松尾の気持ちはいつになく晴々としていた。松尾の新しいチャレンジの日々がはじまった。



予想以上の難工事

建設工事は、想像以上の難工事であった。東京タワー何よりも地盤の悪さが工事を難しくした。クレーンもそれまでの方式のものが使えない。四方に巨大なコンクリートのアンカーを埋めこみ、太いワイヤーでクレーンを宙づりにしてせり上げていく新しい技術を開発して鉄塔を組みあげた。
このほかにもいくつもの新しい技術が開発された。最上部に取りつけられたハイテンションスチールのアンテナもそのひとつである。これまでにない高さの鉄塔だけにすべてにより軽い素材が求められた。アンテナの素材として選ばれたのがハイテンションスチールであった。
この素材は、名古屋にある大同製鋼でしか造っていなかったが、テレビ塔のアンテナのような大きなものを造る炉がない。松尾は、なんども大同製鋼に出かけて試作をくりかえようやく完成させた。最終的には三菱重工の横浜工場の炉が使われた。
本体の鉄塔の製作にも苦心をした。船を建造する場合と同じように、全高333メートルの巨大な鉄塔の設計図は原寸で書かなければならない。しかも船と異なり、斜めに建ちあがっていく形なので技術者も初めての経験である。中にはノイローゼになり途中でリタイアする者もあった。

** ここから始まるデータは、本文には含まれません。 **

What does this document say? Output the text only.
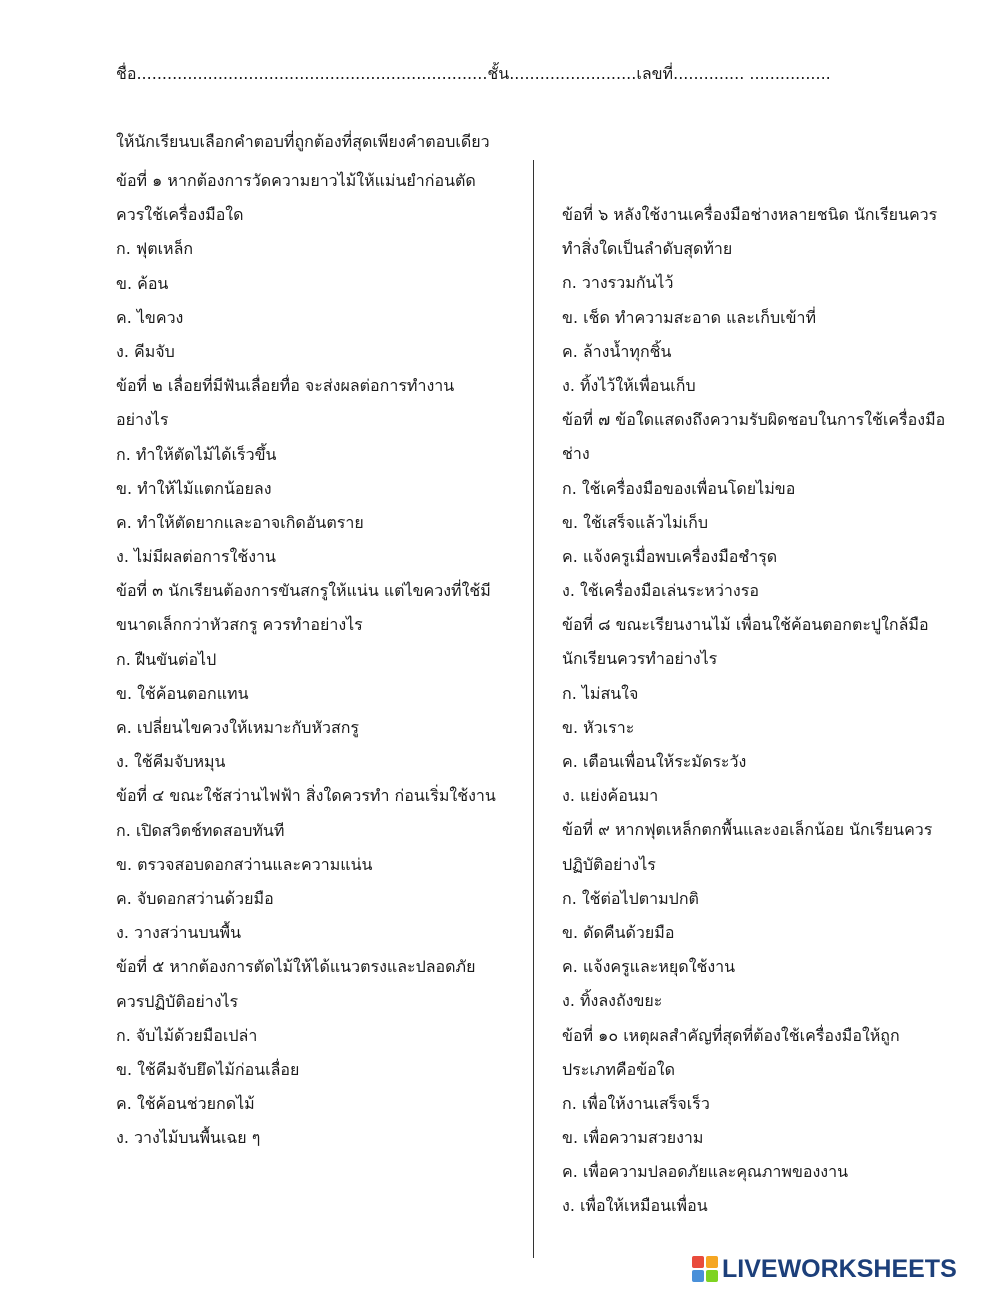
ชื่อ.....................................................................ชั้น.........................เลขที่.............. ................
ให้นักเรียนบเลือกคำตอบที่ถูกต้องที่สุดเพียงคำตอบเดียว
ข้อที่ ๑ หากต้องการวัดความยาวไม้ให้แม่นยำก่อนตัด
ควรใช้เครื่องมือใด
ก. ฟุตเหล็ก
ข. ค้อน
ค. ไขควง
ง. คีมจับ
ข้อที่ ๒ เลื่อยที่มีฟันเลื่อยทื่อ จะส่งผลต่อการทำงาน
อย่างไร
ก. ทำให้ตัดไม้ได้เร็วขึ้น
ข. ทำให้ไม้แตกน้อยลง
ค. ทำให้ตัดยากและอาจเกิดอันตราย
ง. ไม่มีผลต่อการใช้งาน
ข้อที่ ๓ นักเรียนต้องการขันสกรูให้แน่น แต่ไขควงที่ใช้มี
ขนาดเล็กกว่าหัวสกรู ควรทำอย่างไร
ก. ฝืนขันต่อไป
ข. ใช้ค้อนตอกแทน
ค. เปลี่ยนไขควงให้เหมาะกับหัวสกรู
ง. ใช้คีมจับหมุน
ข้อที่ ๔ ขณะใช้สว่านไฟฟ้า สิ่งใดควรทำ ก่อนเริ่มใช้งาน
ก. เปิดสวิตช์ทดสอบทันที
ข. ตรวจสอบดอกสว่านและความแน่น
ค. จับดอกสว่านด้วยมือ
ง. วางสว่านบนพื้น
ข้อที่ ๕ หากต้องการตัดไม้ให้ได้แนวตรงและปลอดภัย
ควรปฏิบัติอย่างไร
ก. จับไม้ด้วยมือเปล่า
ข. ใช้คีมจับยึดไม้ก่อนเลื่อย
ค. ใช้ค้อนช่วยกดไม้
ง. วางไม้บนพื้นเฉย ๆ
ข้อที่ ๖ หลังใช้งานเครื่องมือช่างหลายชนิด นักเรียนควร
ทำสิ่งใดเป็นลำดับสุดท้าย
ก. วางรวมกันไว้
ข. เช็ด ทำความสะอาด และเก็บเข้าที่
ค. ล้างน้ำทุกชิ้น
ง. ทิ้งไว้ให้เพื่อนเก็บ
ข้อที่ ๗ ข้อใดแสดงถึงความรับผิดชอบในการใช้เครื่องมือ
ช่าง
ก. ใช้เครื่องมือของเพื่อนโดยไม่ขอ
ข. ใช้เสร็จแล้วไม่เก็บ
ค. แจ้งครูเมื่อพบเครื่องมือชำรุด
ง. ใช้เครื่องมือเล่นระหว่างรอ
ข้อที่ ๘ ขณะเรียนงานไม้ เพื่อนใช้ค้อนตอกตะปูใกล้มือ
นักเรียนควรทำอย่างไร
ก. ไม่สนใจ
ข. หัวเราะ
ค. เตือนเพื่อนให้ระมัดระวัง
ง. แย่งค้อนมา
ข้อที่ ๙ หากฟุตเหล็กตกพื้นและงอเล็กน้อย นักเรียนควร
ปฏิบัติอย่างไร
ก. ใช้ต่อไปตามปกติ
ข. ดัดคืนด้วยมือ
ค. แจ้งครูและหยุดใช้งาน
ง. ทิ้งลงถังขยะ
ข้อที่ ๑๐ เหตุผลสำคัญที่สุดที่ต้องใช้เครื่องมือให้ถูก
ประเภทคือข้อใด
ก. เพื่อให้งานเสร็จเร็ว
ข. เพื่อความสวยงาม
ค. เพื่อความปลอดภัยและคุณภาพของงาน
ง. เพื่อให้เหมือนเพื่อน
LIVEWORKSHEETS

七〇人からの鳶職の手配や管理も松尾の仕事であった。ある時は、飯場に寝泊まりして喧嘩の仲裁から酒のめんどうまでみた。すべてが松尾には初めて体験する社会であった。
───昭和33年12月23日、東京タワーの完工式が盛大にとり行われた。二層の展望台をもったダイナミックな姿は、東京の新しいシンボルとなり、観光名所として世界に知れわたった。
昭和三十年代、日本は太平洋戦争の敗戦の荒廃から立ち直り、ふたたび世界に向かって羽ばたきだしていた。そして昭和三十一年七月、経済企画庁は、経済白書『日本経済の成長と近代化』を発表し、技術革新による経済の発展を強調し、戦後経済は復興したと宣言した。

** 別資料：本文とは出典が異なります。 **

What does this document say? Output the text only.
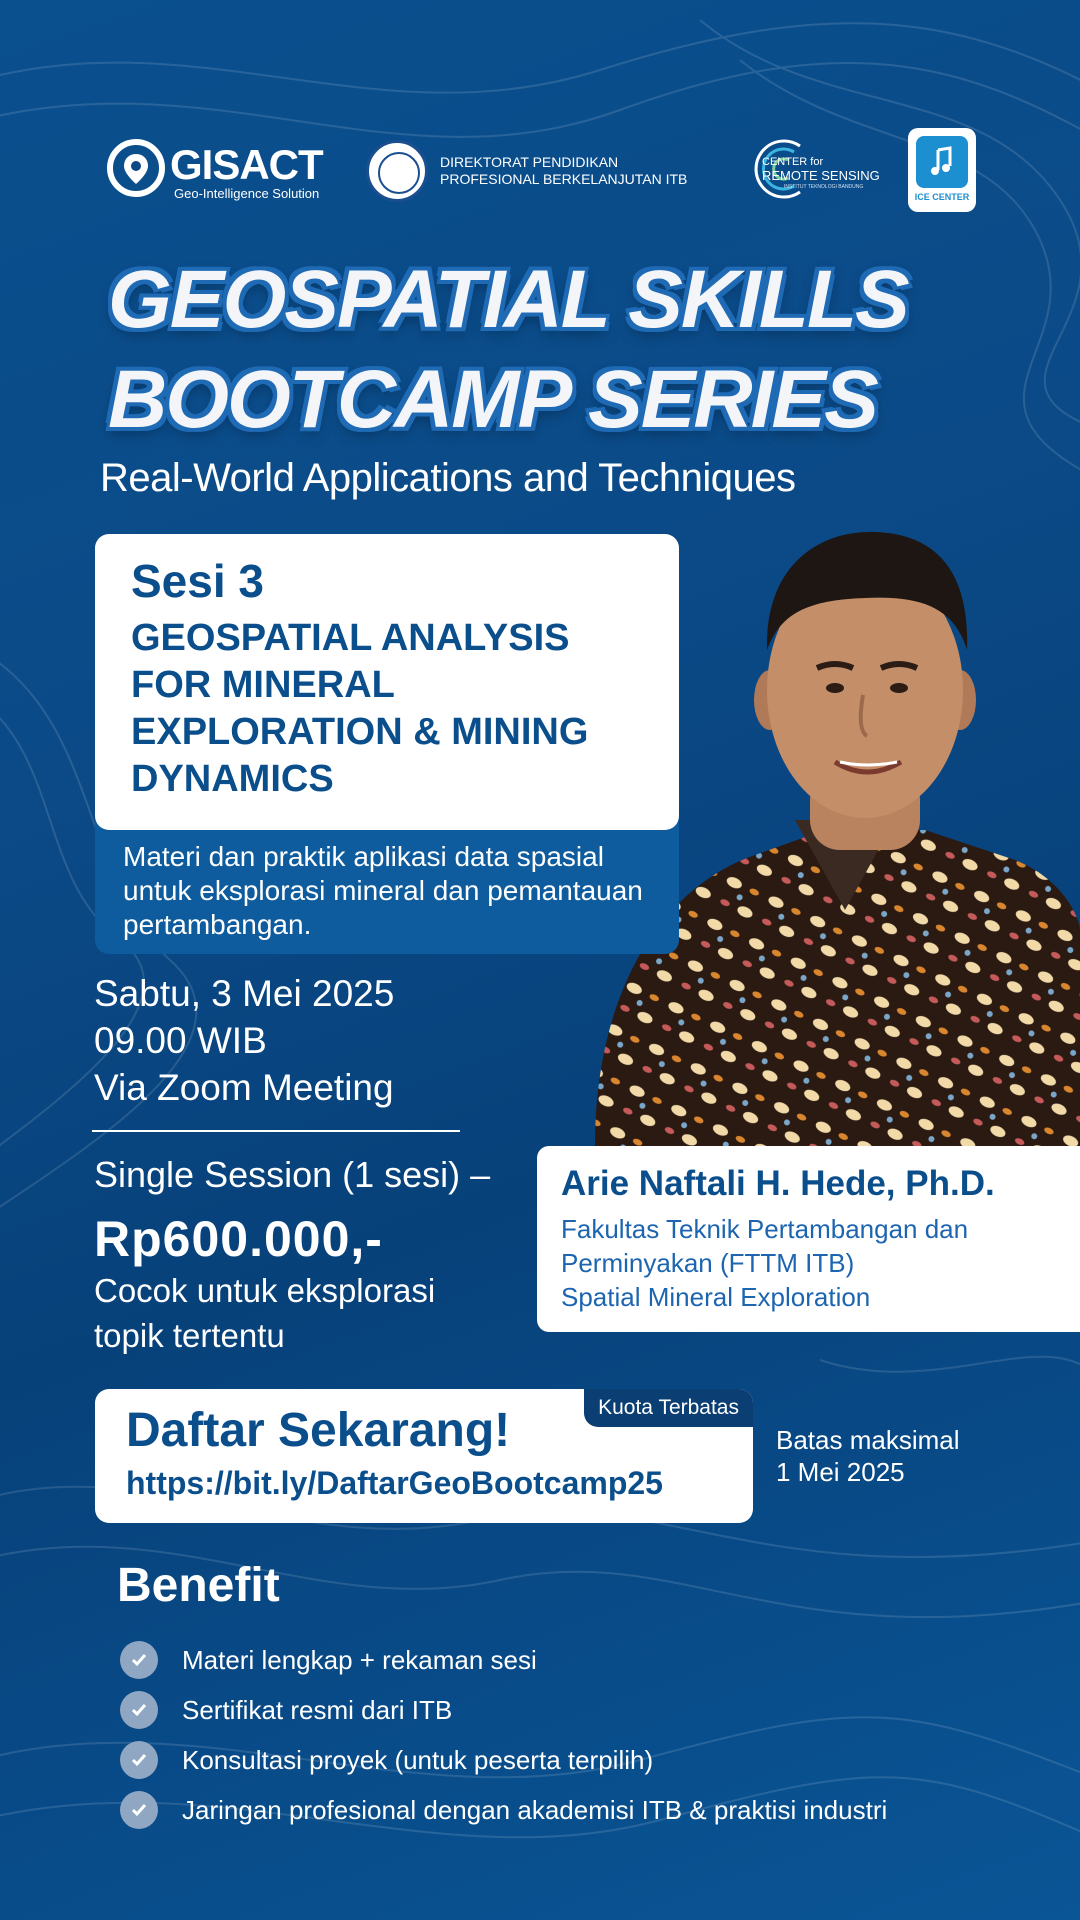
GISACT
Geo-Intelligence Solution
DIREKTORAT PENDIDIKAN
PROFESIONAL BERKELANJUTAN ITB
CENTER for
REMOTE SENSING
INSTITUT TEKNOLOGI BANDUNG
ICE CENTER
GEOSPATIAL SKILLS
BOOTCAMP SERIES
Real-World Applications and Techniques
Sesi 3
GEOSPATIAL ANALYSIS FOR MINERAL EXPLORATION & MINING DYNAMICS
Materi dan praktik aplikasi data spasial untuk eksplorasi mineral dan pemantauan pertambangan.
Sabtu, 3 Mei 2025
09.00 WIB
Via Zoom Meeting
Single Session (1 sesi) –
Rp600.000,-
Cocok untuk eksplorasi topik tertentu
Arie Naftali H. Hede, Ph.D.
Fakultas Teknik Pertambangan dan
Perminyakan (FTTM ITB)
Spatial Mineral Exploration
Daftar Sekarang!
https://bit.ly/DaftarGeoBootcamp25
Kuota Terbatas
Batas maksimal
1 Mei 2025
Benefit
Materi lengkap + rekaman sesi
Sertifikat resmi dari ITB
Konsultasi proyek (untuk peserta terpilih)
Jaringan profesional dengan akademisi ITB & praktisi industri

「もはや戦後ではない」という言葉が流行語となり、神武景気と呼ばれた好況の中で、家庭電化の時代を迎えていた。東京タワーは、こうした日本の発展を象徴する大きなモニュメントの一つであった。
東京タワーの建設は、関連するさまざまな技術を有機的に組織し、かつ効率的に展開してはじめて可能となる大プロジェクトであった。この大プロジェクトをまとめあげたことによって、松尾は、技術の組織的な展開について多くのことを学んだ。
このことが、その後の松尾の実業家としての独自の道を拓いていくことになった。